Here are ten things I believe will help you, as parents, make an easier transition to school.
1. Together with your student, write a list of all the fun activities you did this summer. Students are often asked to write about their summer or to write about some activity. This will provide that "I don't know what to write about" topic for your student.
2. Get supplies that are on the school supplies list. If you can, buy extras for your second half of school. Your child will find it easier to return to school in December with a fresh box of crayons and new pencils!
3. With your child, create five outfits that both of you can agree on. Take a snapshot with your phone and print them out. Hang on your student's closet door. This way your student can get dressed without worrying about your approval in the mornings.
4. Plan your lunches.

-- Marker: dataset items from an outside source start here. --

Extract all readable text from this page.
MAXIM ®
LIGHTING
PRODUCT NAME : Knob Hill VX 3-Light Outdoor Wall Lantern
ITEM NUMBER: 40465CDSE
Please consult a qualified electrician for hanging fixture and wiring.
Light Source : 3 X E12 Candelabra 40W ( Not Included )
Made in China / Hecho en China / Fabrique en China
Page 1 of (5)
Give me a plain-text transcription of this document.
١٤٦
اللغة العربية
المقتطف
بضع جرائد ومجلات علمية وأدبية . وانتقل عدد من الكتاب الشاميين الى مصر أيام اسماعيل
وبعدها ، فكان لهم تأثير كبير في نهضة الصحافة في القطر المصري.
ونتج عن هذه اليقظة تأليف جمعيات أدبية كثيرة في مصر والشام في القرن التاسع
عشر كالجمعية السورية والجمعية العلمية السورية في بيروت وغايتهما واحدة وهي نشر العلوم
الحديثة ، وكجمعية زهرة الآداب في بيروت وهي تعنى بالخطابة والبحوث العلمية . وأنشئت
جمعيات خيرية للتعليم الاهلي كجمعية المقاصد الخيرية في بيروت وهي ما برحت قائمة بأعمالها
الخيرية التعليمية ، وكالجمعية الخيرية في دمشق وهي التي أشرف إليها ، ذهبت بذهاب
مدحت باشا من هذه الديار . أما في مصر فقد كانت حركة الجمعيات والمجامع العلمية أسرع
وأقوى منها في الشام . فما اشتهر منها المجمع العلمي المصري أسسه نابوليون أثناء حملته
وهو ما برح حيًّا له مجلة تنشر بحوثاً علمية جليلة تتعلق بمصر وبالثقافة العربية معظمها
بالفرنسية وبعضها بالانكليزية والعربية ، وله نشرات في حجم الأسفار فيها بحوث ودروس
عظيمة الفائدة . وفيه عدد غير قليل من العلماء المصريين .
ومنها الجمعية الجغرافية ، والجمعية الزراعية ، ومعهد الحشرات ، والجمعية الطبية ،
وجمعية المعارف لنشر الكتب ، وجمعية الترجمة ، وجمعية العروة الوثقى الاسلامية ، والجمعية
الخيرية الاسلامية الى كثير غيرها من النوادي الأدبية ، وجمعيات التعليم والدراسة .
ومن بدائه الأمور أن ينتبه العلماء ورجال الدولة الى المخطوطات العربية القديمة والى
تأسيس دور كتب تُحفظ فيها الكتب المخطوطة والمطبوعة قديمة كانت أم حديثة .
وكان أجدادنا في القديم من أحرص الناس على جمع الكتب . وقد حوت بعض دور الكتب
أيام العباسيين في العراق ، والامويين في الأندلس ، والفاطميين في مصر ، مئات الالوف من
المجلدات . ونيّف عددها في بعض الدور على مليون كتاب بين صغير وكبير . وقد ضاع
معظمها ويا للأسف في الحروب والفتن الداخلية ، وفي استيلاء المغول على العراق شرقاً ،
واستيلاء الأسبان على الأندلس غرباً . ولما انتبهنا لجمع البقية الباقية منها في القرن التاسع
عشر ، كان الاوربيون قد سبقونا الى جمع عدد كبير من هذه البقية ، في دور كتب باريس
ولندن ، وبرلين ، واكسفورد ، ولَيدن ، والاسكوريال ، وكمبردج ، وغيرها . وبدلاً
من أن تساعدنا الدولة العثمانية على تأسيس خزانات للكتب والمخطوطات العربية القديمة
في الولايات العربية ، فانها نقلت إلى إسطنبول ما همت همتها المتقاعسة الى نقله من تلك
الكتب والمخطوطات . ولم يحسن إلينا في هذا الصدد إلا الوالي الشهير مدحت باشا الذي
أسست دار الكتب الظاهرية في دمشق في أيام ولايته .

Students do well with a routine, so don't think you have to be the mom who packs gourmet lunches for your student. Make a list of sandwiches, veggies, fruits and snacks that can be mixed and matched. Let your student make a lunch of one item from each category. No matter if the lunch is a little odd, if they picked it out, they will probably eat it!
5. Return to going to bed at a specific time routine. It is easier on your student if bedtime gets back to normal before school starts. The One-Last-Fling should happen well before school starts.
6. Have a conversation about your behavior expectations at school. Tell your child how you want them to handle someone who makes fun of them, who lies to them, who takes their spot at lunch, who pushes them at recess. Role play the various situations, problem solve and teach your child how to make snap decisions they won't regret.
7. Go to Back-to-School night but don't plan to have a long conversation with the teacher. Plan to take your supplies, find your desk, meet your teacher, and greet the others in your class. Even if your child has special needs, make another appointment to discuss those with your student's teacher. Keep Back-to-School night fun and light. Go for ice cream afterwards!
8. Plan a neighborhood get together for the kids and parents. Decide as a neighborhood what you can do to keep the kids safe at the bus stop. Do you need a cross walk mom? Does a dad need to stand close by? Who is going to confront speeders on your street?
9. Create a homework space for your child. Stock it with things that your student will need to do homework. Have a timer close by, allow your child a few minutes to unwind before starting homework. Set the timer for 10 minutes, and once the timer goes off, then settle down to do the work. Set the timer for 10 minutes for each grade level (6th grade times 10 minutes = 60 minutes).
10. Select your student's after school activities wisely. Overbooking a child can lead to stress and frustration. Choose an activity that helps your child build on a strength or teaches them a new skill or creates a lifelong hobby.
If you are a special needs parent, you will want to review your student's IEP or 504 plan. If there are confusing or conflicting items, call school and schedule an appointment with the teacher, principal or counselor. Do this before school starts in order to clear up any confusion before school starts.